Tags
  • Innovation and Research
Features & Articles

Pitt Joins Wellcome Leap’s Global Network to Accelerate Breakthroughs in Human Health

A person in gold earrings and a yellow top looks through an eyepiece
The University of Pittsburgh has joined a multi-year partnership with the U.S. based nonprofit Wellcome Leap as a founding university member to help solve the world’s most serious health challenges involving cancer and infectious diseases at record speed.

In signing a master research agreement, Pitt joins 21 other leading academic and research institutions worldwide in the Leap Health Breakthrough Network. The University’s goals include breakthrough scientific and technological solutions in human physiology and bioengineering within a decade. 

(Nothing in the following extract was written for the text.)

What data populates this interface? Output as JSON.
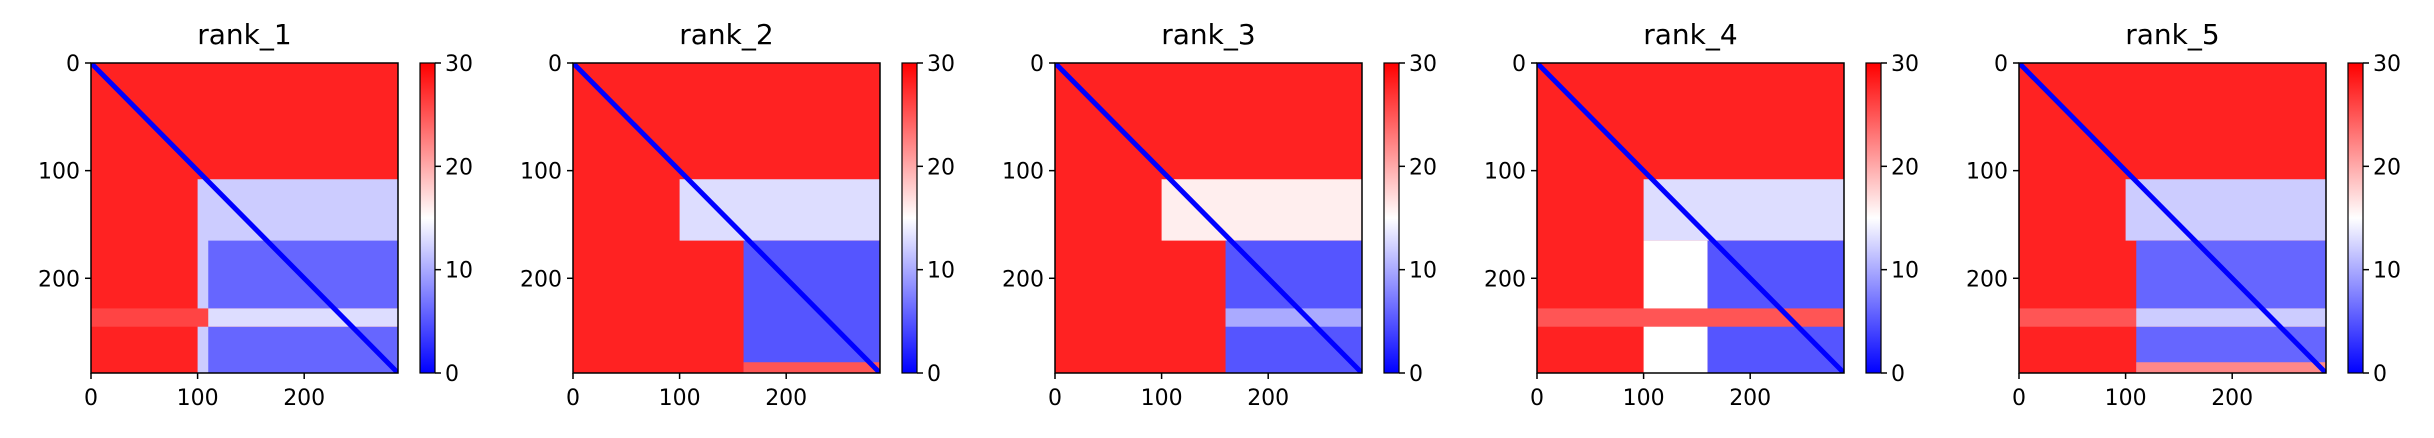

“The University of Pittsburgh is proud to play our part in this extraordinary opportunity,” said Pitt Chancellor Patrick Gallagher. “With our deep bench of health sciences innovators and bioengineering pioneers, Pitt can and will help fuel this ambitious global push to realize breakthroughs for society’s gain.”

The network’s mission is to spark a “Health Age” through three dimensions: accelerating the fundamental understanding of health and disease; changing time, money and risk in development of diagnostics, treatments and preventions; and shifting speed, scale and equity in delivery globally.

“Through this partnership, Pitt will be at the cutting-edge intersection of medicine and engineering,” said Rob A. Rutenbar, Pitt senior vice chancellor for research. “Our renowned bioengineering and health sciences programs have long worked together to achieve research innovations. In becoming one of the select group of universities that are part of the Wellcome Leap initiative, we will be able to even further advance our innovative capacity.”

The master agreement is modeled on the mission of scientific transformation at the U.S. Department of Defense’s Defense Advanced Research Projects Agency (DARPA), where Wellcome Leap CEO Regina E. Dugan and COO Ken Gabriel have served in top leadership roles.

“Science and engineering should move at the pace of breakthroughs, not the pace of contracting,” said Dugan. “Wellcome Leap has removed traditional obstacles to build a network that can mobilize and synchronize to solve problems in human health faster than has ever been possible.”

One of Wellcome Leap’s first funding efforts is its $50 million Program in Human Organs, Physiology and Engineering (HOPE), with an aim to leverage the power of bioengineering to advance stem cells, organoids and whole organ systems, and connections to answer the “what ifs” of health care. Pitt researchers have already provided abstracts for consideration.